MARC has affirmed its AAAIS rating on MISC Berhad’s RM2.5 billion Islamic Medium-Term Notes programme with a stable outlook.
The affirmed rating incorporates MISC’s position as a key global player in the energy-related shipping business, its stable revenue generation from long-term liquefied natural gas (LNG) and offshore contracts, as well as its healthy liquidity position. The rating continues to benefit from an uplift on the credit strength of parent Petroliam Nasional Berhad (PETRONAS), which has a AAA/Stable public information rating from MARC. The rating uplift is based on the strong parental support from PETRONAS for which MISC serves as the main LNG shipping provider as well as the close operational and financial integration between these companies.

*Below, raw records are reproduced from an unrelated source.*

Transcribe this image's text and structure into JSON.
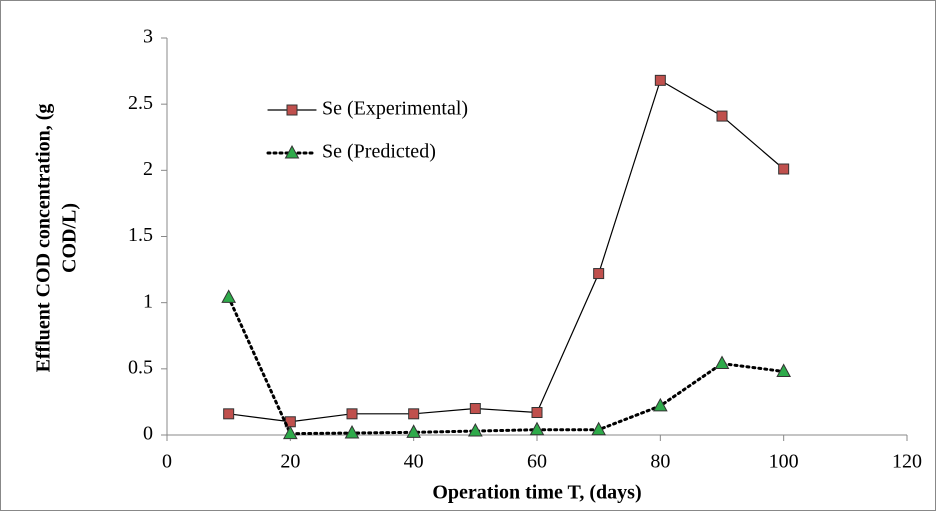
{
  "chart_data": {
    "type": "line",
    "xlabel": "Operation time T, (days)",
    "ylabel_lines": [
      "Effluent COD concentration, (g",
      "COD/L)"
    ],
    "x": [
      10,
      20,
      30,
      40,
      50,
      60,
      70,
      80,
      90,
      100
    ],
    "series": [
      {
        "name": "Se (Experimental)",
        "color": "#c0504d",
        "line_color": "#000000",
        "line_style": "solid",
        "marker": "square",
        "values": [
          0.16,
          0.1,
          0.16,
          0.16,
          0.2,
          0.17,
          1.22,
          2.68,
          2.41,
          2.01
        ]
      },
      {
        "name": "Se (Predicted)",
        "color": "#2eaa4a",
        "line_color": "#000000",
        "line_style": "dotted",
        "marker": "triangle",
        "values": [
          1.04,
          0.01,
          0.015,
          0.02,
          0.03,
          0.04,
          0.04,
          0.22,
          0.54,
          0.48
        ]
      }
    ],
    "xlim": [
      0,
      120
    ],
    "xticks": [
      0,
      20,
      40,
      60,
      80,
      100,
      120
    ],
    "ylim": [
      0,
      3
    ],
    "yticks": [
      0,
      0.5,
      1,
      1.5,
      2,
      2.5,
      3
    ],
    "grid": false,
    "legend": "upper-left"
  }
}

MISC’s credit profile benefits from earnings visibility provided by long-term contracts for LNG shipping and offshore floating assets. These contracts and MISC’s ability to replenish them on a timely basis provide a steady source of revenue, which accounted for more than half of MISC’s total revenue of RM2.5 billion in 1Q2021. Its other segment, petroleum shipping, was impacted by lower tanker rates while the heavy engineering segment experienced a delay in revenue recognition due to technical issues during commissioning of a project and operational disruption.
Over the medium term, MISC’s performance of its two key segments will depend on the sustainability of oil demand, which has shown some improvement due to the strong economic rebound in developed countries. As at end-1Q2021, the group has 37 LNG and ethane carriers as well as 12 offshore floating assets in operation (1Q2020: 31; 11). In the near term, the petroleum shipping segment’s performance will continue to be weighed down by supply demand dynamics in the tanker segment. In the heavy engineering segment, which has a total order book of RM2.9 billion as at end-1Q2021, impact from the COVID-19 pandemic is expected to disrupt the project completion timeline, although project owner is expected to provide support by extending this timeline.
MISC maintains a strong liquidity position, with cash balances of RM6.4 billion. Gross debt-to-equity (DE) ratio stood at 0.43x with a net DE ratio of 0.25x in 1Q2021. Borrowings are expected to increase further to finance groups fleet expansion consisting of four LNG vessels, 11 petroleum tankers and one FPSO. In addition, the expansion is backed by long-term contracts which are earnings accretive to the group.